Wednesday, 29 December 2010

The sound of beer

'You brew with your ears, not your eyes'.

That was one of my first, and most important lessons from Iain.

All of our brewery vessels, and the connecting pipework, are made of stainless steel. Quite clearly you can't see through this. Unless you're Superman... Everything is moved between the vessels through this network of pipes which are linked and separated by valves. We use a series of stationary and a mobile pumps to do this, so you've got to remember which valves to open and which pump to use.

Effectively, we brew blind and listen for key sounds.
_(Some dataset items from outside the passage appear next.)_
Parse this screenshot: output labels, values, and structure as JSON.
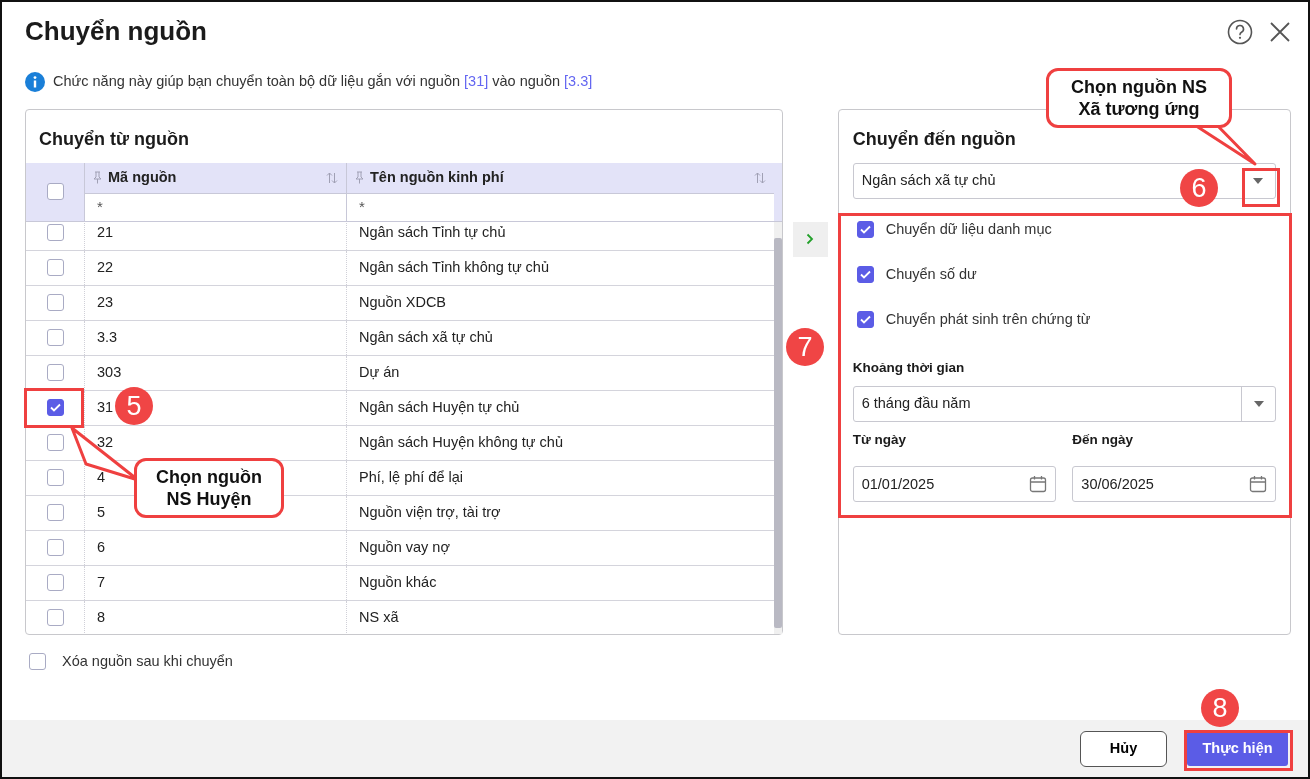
{
  "dialog": {
    "title": "Chuyển nguồn"
  },
  "info": {
    "parts": [
      {
        "kind": "text",
        "text": "Chức năng này giúp bạn chuyển toàn bộ dữ liệu gắn với nguồn "
      },
      {
        "kind": "link",
        "text": "[31]"
      },
      {
        "kind": "text",
        "text": " vào nguồn "
      },
      {
        "kind": "link",
        "text": "[3.3]"
      }
    ]
  },
  "source_panel": {
    "title": "Chuyển từ nguồn",
    "select_all": {
      "checked": false
    },
    "columns": [
      {
        "label": "Mã nguồn",
        "filter": "*"
      },
      {
        "label": "Tên nguồn kinh phí",
        "filter": "*"
      }
    ],
    "rows": [
      {
        "code": "21",
        "name": "Ngân sách Tỉnh tự chủ",
        "checked": false
      },
      {
        "code": "22",
        "name": "Ngân sách Tỉnh không tự chủ",
        "checked": false
      },
      {
        "code": "23",
        "name": "Nguồn XDCB",
        "checked": false
      },
      {
        "code": "3.3",
        "name": "Ngân sách xã tự chủ",
        "checked": false
      },
      {
        "code": "303",
        "name": "Dự án",
        "checked": false
      },
      {
        "code": "31",
        "name": "Ngân sách Huyện tự chủ",
        "checked": true
      },
      {
        "code": "32",
        "name": "Ngân sách Huyện không tự chủ",
        "checked": false
      },
      {
        "code": "4",
        "name": "Phí, lệ phí để lại",
        "checked": false
      },
      {
        "code": "5",
        "name": "Nguồn viện trợ, tài trợ",
        "checked": false
      },
      {
        "code": "6",
        "name": "Nguồn vay nợ",
        "checked": false
      },
      {
        "code": "7",
        "name": "Nguồn khác",
        "checked": false
      },
      {
        "code": "8",
        "name": "NS xã",
        "checked": false
      }
    ]
  },
  "target_panel": {
    "title": "Chuyển đến nguồn",
    "source_select": {
      "value": "Ngân sách xã tự chủ"
    },
    "options": [
      {
        "label": "Chuyển dữ liệu danh mục",
        "checked": true
      },
      {
        "label": "Chuyển số dư",
        "checked": true
      },
      {
        "label": "Chuyển phát sinh trên chứng từ",
        "checked": true
      }
    ],
    "period": {
      "label": "Khoảng thời gian",
      "value": "6 tháng đầu năm"
    },
    "from_date": {
      "label": "Từ ngày",
      "value": "01/01/2025"
    },
    "to_date": {
      "label": "Đến ngày",
      "value": "30/06/2025"
    }
  },
  "delete_after": {
    "label": "Xóa nguồn sau khi chuyển",
    "checked": false
  },
  "footer": {
    "buttons": [
      {
        "label": "Hủy",
        "kind": "secondary"
      },
      {
        "label": "Thực hiện",
        "kind": "primary"
      }
    ]
  },
  "annotations": {
    "badges": [
      {
        "label": "5"
      },
      {
        "label": "6"
      },
      {
        "label": "7"
      },
      {
        "label": "8"
      }
    ],
    "callouts": [
      {
        "text": "Chọn nguồn NS Huyện"
      },
      {
        "text": "Chọn nguồn NS Xã tương ứng"
      }
    ]
  }
}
When you first walk into the brewhouse, its noisy. There's the sound of several pumps, the copper burner, cask washer, hammering. Oh and the radio. The sounds which the brewers should be listening for are those which signal the end of a job - like transferring a volume of liquid, but also those of things which aren't quite right, like loose pipe joints or the sound of air being pulled into a pump.

When I started, I couldn't distinguish certain sounds, but I very soon grew used to it. When you give up looking or trying to work it out, the more you can hear - It's best just to give in, even if it feels unnatural.
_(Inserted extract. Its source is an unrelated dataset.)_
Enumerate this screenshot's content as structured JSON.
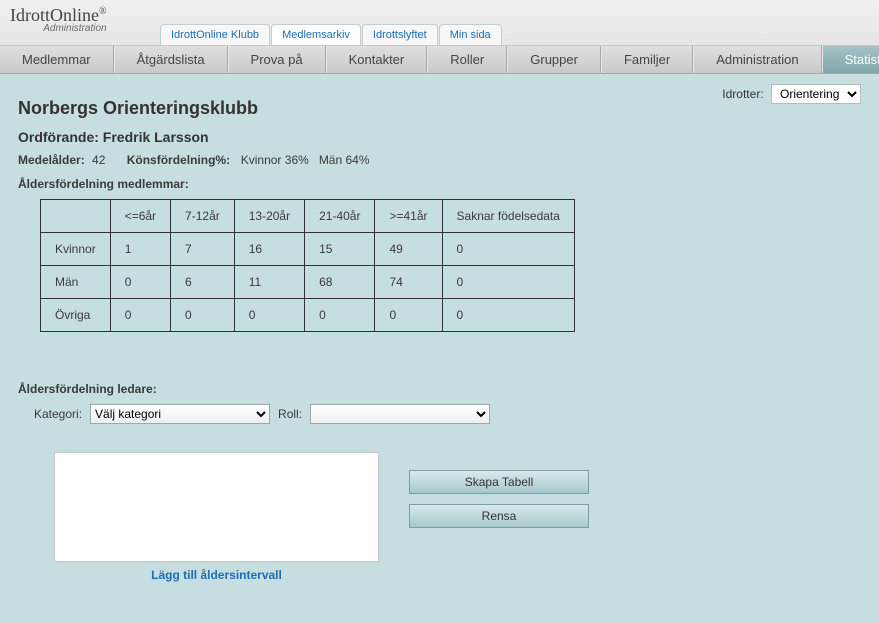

Anyway, just thought I'd let you know. Carry on.

Also, just watched Pearl Harbour which is a rubbish film. Fact.


  1. Sounds cool. At Daleside we have to assemble heaps of pipework most cases. Some fermenters are open toped as well so you can just look in.

  2. We've got two open top fermenters, and two closed cylindrical ones so we do see the beer sometimes. We have a digital flow meter which is brilliant - much improved from the old-skool dipstick used in the open top fermenters.

  3. Thanks for taking the time to stop by my little blog. I look forward to more of yours.

  4. Thanks Mark, I like your blog and have seen that you follow other female brewers! It's exciting to see I'm not the only 'brewster' ot there.

  5. Aye, Sara the brewster (I'm not keen on that word either), at Triple fff Brewery is a friend. She comes along to our home brewing group.